Challenge to “Captive Audience” Law Fails, For Now
Employment Law Letter | Blog
February 24, 2026
A challenge by the Connecticut Business & Industry Association (“CBIA”) to Connecticut’s so-called “captive audience” law failed when a federal court in Connecticut found that the CBIA lacked standing to bring the claim. The decision is a setback to those challenging the law, which bars mandatory employer meetings on political and religious topics.
The decision by Judge Kari A. Dooley U.S. Chamber of Commerce et al. v. Bartolomeo et al. allows the law to stand for now and leaves several questions unanswered for employers about the ultimate fate of the statute and its impact on workplace communications on unionization and other politically sensitive topics.
Background of the Captive Audience Law
In 2022, Connecticut enacted its captive audience law, making it unlawful for employers to require employees to attend meetings where the employer communicates its opinions on political or religious matters, including the employer’s views on unionization. The law imposes civil penalties on employers who discipline employees for refusing to attend such meetings.
Shortly after the law’s passage, a coalition of business groups led by the U.S. Chamber of Commerce filed a federal lawsuit. The plaintiffs—which included the CBIA, Connecticut’s largest business association—alleged that the law violated the First and Fourteenth Amendments and was preempted by the National Labor Relations Act (“NLRA”).
The Court’s Decision on Standing
Rather than reaching the merits of the constitutional and preemption claims, Judge Dooley’s decision focused on whether the CBIA had standing to assert its claims.
The state argued that the CBIA lacks organizational standing because the Connecticut Department of Labor (“DOL”) had previously indicated that the CBIA could continue to hold mandatory monthly meetings for its employees and could discipline workers who refuse to attend. The DOL’s position was based on its interpretation that the CBIA—an organization “specifically in the business of political advocacy” whose “mission is to engage in advocacy”—would not violate the law by discussing its position on unionization with its employees.

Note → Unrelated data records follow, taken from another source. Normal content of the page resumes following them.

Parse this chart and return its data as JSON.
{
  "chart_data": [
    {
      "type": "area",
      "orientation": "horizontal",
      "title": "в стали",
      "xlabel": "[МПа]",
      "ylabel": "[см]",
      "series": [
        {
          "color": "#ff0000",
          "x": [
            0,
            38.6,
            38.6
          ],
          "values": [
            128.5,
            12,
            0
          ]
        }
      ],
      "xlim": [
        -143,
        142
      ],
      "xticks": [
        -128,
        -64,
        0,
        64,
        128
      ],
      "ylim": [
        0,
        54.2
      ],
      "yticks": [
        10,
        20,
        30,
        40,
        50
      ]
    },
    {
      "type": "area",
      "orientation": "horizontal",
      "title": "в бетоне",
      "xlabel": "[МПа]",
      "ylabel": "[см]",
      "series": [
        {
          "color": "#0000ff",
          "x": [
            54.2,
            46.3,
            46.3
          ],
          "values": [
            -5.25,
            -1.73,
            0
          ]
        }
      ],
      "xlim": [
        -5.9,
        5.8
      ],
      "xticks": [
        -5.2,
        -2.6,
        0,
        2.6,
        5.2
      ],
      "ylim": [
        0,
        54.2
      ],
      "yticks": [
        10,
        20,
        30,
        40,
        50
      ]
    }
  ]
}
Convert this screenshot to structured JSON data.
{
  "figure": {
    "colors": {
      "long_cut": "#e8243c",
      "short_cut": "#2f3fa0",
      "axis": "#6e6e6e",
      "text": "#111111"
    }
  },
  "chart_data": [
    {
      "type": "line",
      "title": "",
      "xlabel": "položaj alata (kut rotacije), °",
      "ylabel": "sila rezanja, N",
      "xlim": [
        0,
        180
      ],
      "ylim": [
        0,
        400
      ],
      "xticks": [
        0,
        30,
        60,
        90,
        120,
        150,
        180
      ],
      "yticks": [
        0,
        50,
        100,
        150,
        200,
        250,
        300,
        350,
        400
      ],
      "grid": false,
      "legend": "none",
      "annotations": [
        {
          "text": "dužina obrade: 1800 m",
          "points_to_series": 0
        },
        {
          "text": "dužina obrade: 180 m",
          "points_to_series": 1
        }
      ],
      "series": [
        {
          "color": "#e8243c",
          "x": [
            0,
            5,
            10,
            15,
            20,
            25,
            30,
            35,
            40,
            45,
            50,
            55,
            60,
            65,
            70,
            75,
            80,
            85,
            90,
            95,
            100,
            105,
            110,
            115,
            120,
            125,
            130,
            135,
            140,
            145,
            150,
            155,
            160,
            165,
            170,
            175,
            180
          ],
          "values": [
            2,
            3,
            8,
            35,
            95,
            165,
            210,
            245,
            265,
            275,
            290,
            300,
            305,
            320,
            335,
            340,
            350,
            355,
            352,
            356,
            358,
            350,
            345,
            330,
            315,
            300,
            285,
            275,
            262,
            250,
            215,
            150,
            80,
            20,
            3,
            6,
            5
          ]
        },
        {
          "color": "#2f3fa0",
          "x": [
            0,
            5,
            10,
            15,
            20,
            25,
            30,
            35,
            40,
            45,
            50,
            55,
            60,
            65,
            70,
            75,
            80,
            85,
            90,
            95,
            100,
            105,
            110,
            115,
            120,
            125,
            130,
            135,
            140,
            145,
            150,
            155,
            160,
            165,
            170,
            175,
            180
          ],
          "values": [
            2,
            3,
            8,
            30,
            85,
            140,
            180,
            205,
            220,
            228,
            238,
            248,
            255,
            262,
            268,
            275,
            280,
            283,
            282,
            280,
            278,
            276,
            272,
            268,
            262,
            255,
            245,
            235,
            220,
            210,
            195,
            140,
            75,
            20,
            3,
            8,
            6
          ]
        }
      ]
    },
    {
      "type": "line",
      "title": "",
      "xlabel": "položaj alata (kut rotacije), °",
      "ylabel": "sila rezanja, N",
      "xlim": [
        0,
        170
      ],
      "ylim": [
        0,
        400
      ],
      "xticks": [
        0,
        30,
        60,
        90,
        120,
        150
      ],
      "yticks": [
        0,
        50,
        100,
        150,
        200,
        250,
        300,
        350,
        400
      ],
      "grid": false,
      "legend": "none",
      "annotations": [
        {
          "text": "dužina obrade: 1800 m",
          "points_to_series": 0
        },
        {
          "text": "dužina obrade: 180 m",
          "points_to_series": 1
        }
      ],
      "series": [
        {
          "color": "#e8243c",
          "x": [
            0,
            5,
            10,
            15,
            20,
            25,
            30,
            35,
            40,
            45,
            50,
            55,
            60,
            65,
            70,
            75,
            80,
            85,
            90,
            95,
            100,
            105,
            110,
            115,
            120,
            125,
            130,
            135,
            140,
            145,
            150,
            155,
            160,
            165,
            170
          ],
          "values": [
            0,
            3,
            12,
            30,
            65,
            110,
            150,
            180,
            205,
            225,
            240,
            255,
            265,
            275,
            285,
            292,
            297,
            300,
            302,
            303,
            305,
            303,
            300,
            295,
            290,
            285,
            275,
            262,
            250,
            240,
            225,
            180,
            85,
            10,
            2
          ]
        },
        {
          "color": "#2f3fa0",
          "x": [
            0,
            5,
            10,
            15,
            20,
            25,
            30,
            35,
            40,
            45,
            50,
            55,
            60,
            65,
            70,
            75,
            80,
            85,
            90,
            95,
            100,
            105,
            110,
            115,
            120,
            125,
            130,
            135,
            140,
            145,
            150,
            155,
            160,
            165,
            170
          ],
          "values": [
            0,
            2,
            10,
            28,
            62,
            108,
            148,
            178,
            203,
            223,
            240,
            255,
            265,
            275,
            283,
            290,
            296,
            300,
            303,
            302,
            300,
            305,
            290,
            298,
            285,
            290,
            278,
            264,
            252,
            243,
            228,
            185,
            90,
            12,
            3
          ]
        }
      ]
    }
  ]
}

In comparison, the plaintiffs countered by arguing the CBIA had a credible fear of enforcement because of its intention to hold meetings with employees to discuss the CBIA’s stance on political issues like unionization.
Judge Dooley disagreed with the plaintiffs, denying their motion for summary judgment and granting summary judgment in favor of the state. The Court found that the DOL’s prior statements negated any credible fear of enforcement. Under established Second Circuit and Supreme Court precedent, the state’s announcement that it does not plan to enforce the law against the CBIA is sufficient to eliminate the standing requirement of a credible enforcement threat.
Key Takeaways for Connecticut Employers
There are several important points for Connecticut employers to understand:
- The Law Remains in Effect. This ruling did not strike down Connecticut’s captive audience law. The statute continues to apply, and employers who require attendance at meetings discussing political or religious views—including anti-union messaging—risk civil penalties if they discipline employees who refuse to attend.
- Enforcement May Be Discretionary. The DOL’s position regarding the CBIA suggests that it may interpret the law narrowly in certain circumstances. The DOL concluded that the CBIA’s discussions of its position on unionization did not violate the law because the organization is “specifically in the business of political advocacy.” Most employers, however, are not in the business of political advocacy, and the DOL’s reasoning would likely not provide similar protection.
- Broader Constitutional Questions Remain Unresolved. The Court did not rule on whether the law violates the First Amendment or is preempted by the NLRA. Judge Dooley notably acknowledged that Connecticut’s law is “materially identical to a recently enjoined California law,” suggesting the court may have had concerns about the statute’s constitutionality had it reached the merits. This signals that the legal battle over captive audience laws is far from over.
- Other States Are Watching. Connecticut is part of a growing number of states that have enacted captive audience laws in recent years. The outcome of this litigation—and similar challenges in other states—will have national implications for employer speech rights in the workplace.
Looking Ahead
Judge Dooley acknowledged that the path forward for the case is “a murky one.” While other plaintiffs besides the CBIA remain in the lawsuit, they face the same fundamental problem: to continue the case, they must show that either they or their members face a real threat of being penalized under the law. As a result, the remaining plaintiffs may need to appeal this ruling before they can ever get a court to decide whether the law is constitutional.
In the meantime, Connecticut employers should continue to assume that the captive audience law applies to them. Employers who wish to communicate with employees about unionization or other political topics should talk with counsel before making such meetings mandatory before disciplining employees who choose not to attend.
We will continue to monitor this case closely, as a ruling on the merits could significantly impact employers’ ability to communicate with employees about unionization and other workplace issues.